Люди генетически усвоили раз и навсегда: ничего нет проще, чем изменить их способ существования и прекратить обмен веществ. Не надо огорчаться. Надо быть жизнерадостными и скромными тружениками. Строителями сказочного города Хелм, населенного дураками.
Я смотрела на глубоко задумавшегося Эйнгольца и была благодарна ему за то, что он не говорит мне сейчас бессмысленных слов утешения. Эйнгольцу тоже не нравился предписанный ему способ существования, но его скорбная фигура выражала тоску по минусу. Его старенькая замшевая курточка из свиной выворотки была ему тесна, в плечах она расползлась на швах, на локтях и на животе залоснилась до черноты, вытерлась до гладкости кожи на лацканах. «Надо бы зашить ему куртку», — механически подумала я, глядя, как он нешироко и методично, с точностью механизма покачивается над своим столом.
Сейчас, в миг глубокой тоски над убиваемым минусом, он забыл о том, что он христианин, а оставался по-прежнему евреем, необозримо древним, раскачивающимся вперед-назад как тысячи поколений его предков на молитве, в скорби и трудном размышлении.
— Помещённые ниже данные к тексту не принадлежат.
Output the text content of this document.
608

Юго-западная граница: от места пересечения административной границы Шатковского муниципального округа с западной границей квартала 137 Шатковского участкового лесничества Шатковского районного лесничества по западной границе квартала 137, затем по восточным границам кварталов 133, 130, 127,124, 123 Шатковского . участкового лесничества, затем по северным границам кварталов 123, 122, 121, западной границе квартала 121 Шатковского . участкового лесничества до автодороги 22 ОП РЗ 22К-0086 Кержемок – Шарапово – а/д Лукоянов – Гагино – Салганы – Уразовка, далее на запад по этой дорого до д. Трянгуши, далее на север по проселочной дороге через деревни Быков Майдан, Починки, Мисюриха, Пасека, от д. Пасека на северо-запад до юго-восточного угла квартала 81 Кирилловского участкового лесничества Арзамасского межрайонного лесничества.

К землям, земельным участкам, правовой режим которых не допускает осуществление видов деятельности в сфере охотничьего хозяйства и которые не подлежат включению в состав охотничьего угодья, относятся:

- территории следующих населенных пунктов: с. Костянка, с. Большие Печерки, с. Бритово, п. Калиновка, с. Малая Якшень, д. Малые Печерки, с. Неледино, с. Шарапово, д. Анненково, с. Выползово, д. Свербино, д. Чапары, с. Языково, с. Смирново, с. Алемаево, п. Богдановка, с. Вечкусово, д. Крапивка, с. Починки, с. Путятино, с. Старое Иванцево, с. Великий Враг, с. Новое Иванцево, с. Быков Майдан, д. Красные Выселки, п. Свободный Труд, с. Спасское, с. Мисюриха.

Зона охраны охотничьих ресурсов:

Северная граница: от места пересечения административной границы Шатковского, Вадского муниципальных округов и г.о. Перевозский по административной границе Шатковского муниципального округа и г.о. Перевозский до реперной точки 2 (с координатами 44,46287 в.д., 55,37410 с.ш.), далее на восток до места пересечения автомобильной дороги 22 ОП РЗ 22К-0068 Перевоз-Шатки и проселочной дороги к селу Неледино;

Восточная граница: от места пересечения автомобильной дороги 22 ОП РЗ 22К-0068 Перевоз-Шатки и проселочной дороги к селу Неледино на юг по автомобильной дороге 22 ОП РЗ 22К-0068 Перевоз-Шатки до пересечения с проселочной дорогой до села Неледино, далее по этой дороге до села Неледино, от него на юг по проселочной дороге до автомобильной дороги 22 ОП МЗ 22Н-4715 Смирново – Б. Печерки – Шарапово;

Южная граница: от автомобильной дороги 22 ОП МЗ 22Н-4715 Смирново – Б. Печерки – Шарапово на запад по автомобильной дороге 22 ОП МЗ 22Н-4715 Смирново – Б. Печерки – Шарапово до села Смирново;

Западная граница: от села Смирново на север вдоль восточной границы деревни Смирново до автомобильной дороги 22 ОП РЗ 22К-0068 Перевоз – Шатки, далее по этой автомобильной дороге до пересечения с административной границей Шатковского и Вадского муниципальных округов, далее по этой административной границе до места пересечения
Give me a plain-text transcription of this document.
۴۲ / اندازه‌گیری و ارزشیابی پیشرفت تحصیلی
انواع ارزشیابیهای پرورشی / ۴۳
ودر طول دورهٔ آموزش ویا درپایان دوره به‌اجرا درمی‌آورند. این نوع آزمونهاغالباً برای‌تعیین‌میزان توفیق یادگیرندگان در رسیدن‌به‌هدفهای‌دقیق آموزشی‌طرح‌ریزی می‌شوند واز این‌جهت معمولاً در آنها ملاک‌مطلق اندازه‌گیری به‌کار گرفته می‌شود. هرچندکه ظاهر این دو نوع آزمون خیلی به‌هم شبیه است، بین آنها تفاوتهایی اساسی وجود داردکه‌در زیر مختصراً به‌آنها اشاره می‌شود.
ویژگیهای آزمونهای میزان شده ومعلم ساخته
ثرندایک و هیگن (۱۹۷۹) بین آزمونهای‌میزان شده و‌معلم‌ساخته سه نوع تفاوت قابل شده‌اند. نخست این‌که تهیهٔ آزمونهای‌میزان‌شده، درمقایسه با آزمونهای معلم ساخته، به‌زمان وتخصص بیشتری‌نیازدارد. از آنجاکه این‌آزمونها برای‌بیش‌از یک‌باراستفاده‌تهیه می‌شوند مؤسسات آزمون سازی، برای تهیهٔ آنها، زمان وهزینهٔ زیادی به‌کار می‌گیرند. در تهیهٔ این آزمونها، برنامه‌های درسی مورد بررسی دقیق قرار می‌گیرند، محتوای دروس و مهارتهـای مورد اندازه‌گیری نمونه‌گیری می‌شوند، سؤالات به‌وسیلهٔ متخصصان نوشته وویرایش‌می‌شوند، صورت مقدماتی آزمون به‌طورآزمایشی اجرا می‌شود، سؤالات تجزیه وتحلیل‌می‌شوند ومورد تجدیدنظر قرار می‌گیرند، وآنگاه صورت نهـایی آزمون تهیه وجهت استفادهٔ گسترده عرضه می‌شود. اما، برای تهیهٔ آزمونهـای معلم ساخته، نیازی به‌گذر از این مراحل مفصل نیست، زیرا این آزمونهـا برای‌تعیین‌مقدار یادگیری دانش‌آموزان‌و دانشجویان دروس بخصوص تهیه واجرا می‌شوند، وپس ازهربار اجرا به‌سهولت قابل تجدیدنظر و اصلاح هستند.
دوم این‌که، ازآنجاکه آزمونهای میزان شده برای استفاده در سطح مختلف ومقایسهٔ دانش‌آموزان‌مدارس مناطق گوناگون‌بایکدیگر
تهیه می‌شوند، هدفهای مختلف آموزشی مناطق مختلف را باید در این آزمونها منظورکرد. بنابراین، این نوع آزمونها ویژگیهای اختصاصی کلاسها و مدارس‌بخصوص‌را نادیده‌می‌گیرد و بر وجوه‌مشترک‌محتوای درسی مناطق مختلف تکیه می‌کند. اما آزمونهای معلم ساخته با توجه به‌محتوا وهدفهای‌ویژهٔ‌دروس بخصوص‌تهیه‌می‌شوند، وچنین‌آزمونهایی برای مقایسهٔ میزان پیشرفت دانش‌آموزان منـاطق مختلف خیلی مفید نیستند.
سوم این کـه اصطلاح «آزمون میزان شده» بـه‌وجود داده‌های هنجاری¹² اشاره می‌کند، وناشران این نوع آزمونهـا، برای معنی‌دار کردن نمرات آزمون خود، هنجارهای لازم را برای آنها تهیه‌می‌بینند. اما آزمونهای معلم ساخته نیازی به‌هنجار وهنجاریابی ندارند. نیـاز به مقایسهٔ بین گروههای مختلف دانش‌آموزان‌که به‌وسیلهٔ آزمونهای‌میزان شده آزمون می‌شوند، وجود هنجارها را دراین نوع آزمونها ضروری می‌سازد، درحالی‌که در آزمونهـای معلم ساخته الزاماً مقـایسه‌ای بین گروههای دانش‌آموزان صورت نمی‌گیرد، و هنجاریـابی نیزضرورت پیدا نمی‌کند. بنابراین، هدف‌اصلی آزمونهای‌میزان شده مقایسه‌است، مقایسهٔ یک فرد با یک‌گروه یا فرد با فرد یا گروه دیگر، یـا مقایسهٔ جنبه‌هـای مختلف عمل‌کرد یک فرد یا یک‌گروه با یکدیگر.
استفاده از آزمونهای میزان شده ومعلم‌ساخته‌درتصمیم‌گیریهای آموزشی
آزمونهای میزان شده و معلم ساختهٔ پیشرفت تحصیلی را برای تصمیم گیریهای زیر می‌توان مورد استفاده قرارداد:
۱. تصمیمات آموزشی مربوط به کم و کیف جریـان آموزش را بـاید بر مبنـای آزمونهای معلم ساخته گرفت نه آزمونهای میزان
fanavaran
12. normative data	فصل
Извечно раскачиваются евреи вперед-назад — они слышат ход незримых часов. Мы маленькие маятники их. В переставшем раскачиваться еврее остановились часы нашего Бога.
Эйнгольц неслышно раскачивался на стуле, с бессмысленной аккуратностью раскладывая и меняя местами листы копирки, блокнотики, стопки черновичков, остро отточенные карандаши, в специальном конвертике шариковые ручки и отдельно — обычную чернильную с золотистым пером № 86, и в движениях его была отчетливо видна бессознательная любовь ко всем этим предметам, хрупким инструментам человеческой культуры, которая сама давно объявлена минусом.
Эйнгольц оторвался от своего стола, и замерло его раскачивание, когда он посмотрел мне в глаза.
— Что будешь делать? — спросил он.
— Ничего.
— Хочешь, вместе напишем апелляцию в президиум ВАК? — сказал он просящим голосом.
— Не хочу.
— Почему? Давай я пойду к профессору Бонди — он может подать в президиум протест.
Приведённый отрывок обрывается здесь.